The RBA uses IMF forecasts for the global economy when building its assessment of the local economy. It has done this for many years. Obviously, the RBA judges the risks around these forecasts but nonetheless, when the IMF changes its outlook for the world economy, you can rest assured the RBA will use these in its assessment of Australian growth and inflation pressures.
In its November 2011 Statement on Monetary Policy, released after it delivered its first interest rate cut for this cycle on 2 November, the RBA published and used the then IMF forecasts for global growth.
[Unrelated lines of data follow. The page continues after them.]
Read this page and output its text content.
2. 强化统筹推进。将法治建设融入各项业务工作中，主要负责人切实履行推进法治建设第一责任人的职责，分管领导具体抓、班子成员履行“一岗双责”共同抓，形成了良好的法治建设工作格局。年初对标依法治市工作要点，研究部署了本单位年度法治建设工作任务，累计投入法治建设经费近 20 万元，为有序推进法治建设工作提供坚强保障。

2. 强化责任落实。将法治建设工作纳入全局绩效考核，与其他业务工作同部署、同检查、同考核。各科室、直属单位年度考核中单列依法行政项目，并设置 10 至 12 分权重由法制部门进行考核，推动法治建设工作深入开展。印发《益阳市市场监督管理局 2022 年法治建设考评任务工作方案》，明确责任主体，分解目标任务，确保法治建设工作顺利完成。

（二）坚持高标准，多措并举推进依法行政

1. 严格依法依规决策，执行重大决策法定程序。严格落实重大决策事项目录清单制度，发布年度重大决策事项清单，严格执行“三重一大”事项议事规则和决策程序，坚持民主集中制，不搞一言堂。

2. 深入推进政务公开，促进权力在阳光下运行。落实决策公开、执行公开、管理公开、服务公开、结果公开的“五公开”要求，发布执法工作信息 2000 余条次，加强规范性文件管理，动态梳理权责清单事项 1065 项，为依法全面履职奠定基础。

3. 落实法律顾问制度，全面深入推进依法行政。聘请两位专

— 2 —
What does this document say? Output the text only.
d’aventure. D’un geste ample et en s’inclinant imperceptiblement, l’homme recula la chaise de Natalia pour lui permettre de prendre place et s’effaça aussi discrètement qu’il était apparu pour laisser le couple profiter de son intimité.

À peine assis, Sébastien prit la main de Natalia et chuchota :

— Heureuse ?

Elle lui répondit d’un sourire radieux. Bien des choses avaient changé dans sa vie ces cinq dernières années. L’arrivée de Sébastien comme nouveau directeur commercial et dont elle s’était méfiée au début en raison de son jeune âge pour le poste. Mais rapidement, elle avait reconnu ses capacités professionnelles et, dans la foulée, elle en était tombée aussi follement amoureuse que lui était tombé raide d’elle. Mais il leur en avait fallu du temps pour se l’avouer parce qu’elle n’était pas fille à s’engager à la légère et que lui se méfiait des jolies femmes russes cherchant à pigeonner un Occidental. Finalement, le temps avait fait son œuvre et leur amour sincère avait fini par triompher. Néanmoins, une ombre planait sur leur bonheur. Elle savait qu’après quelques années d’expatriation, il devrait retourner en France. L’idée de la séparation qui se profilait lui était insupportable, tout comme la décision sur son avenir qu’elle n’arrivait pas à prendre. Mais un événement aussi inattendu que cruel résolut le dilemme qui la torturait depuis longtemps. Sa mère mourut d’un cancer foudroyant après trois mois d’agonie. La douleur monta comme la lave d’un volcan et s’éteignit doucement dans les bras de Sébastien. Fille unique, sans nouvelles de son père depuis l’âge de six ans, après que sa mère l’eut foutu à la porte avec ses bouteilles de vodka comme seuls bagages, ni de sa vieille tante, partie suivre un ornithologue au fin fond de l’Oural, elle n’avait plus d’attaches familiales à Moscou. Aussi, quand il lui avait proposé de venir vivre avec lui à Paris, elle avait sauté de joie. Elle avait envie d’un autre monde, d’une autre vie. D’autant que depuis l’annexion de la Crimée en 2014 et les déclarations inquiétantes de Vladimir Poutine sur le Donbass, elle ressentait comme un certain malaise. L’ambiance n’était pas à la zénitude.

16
The changed forecasts from the IMF released yesterday have seen it cut global GDP growth from this time by 0.1% in 2011, 0.7% in 2012 and a further 0.6% in 2013. The IMF forecasts for Australia’s major trading partner, China, have been cut by a little more than average in both 2012 and 2013 (by 0.7 and 0.8% respectively).
Obviously the RBA knew there were downside risks to the prior IMF forecasts during the final months of 2011. This is why it had no hesitation in cutting interest rates in November and then December.
But as the current drafts of the RBA Board papers for the 7 February meeting are being circulated within the engine room of the RBA, the material downgrade to the global growth outlook from the IMF would create concerns that local monetary policy needs to move to an accommodative setting. Global growth is OK, but it is coming from a dismally weak base and it is also much less robust than thought even a few months ago.
Former RBA Governor Ian Macfarlane was once asked if he had just one indicator to look at when determining his forecasts for Australia and his judgments on monetary policy, he said it would be global growth.
I dare say if current Governor Glenn Stevens was asked this now, he would have the much the same answer. This is why the IMF downgrade matters.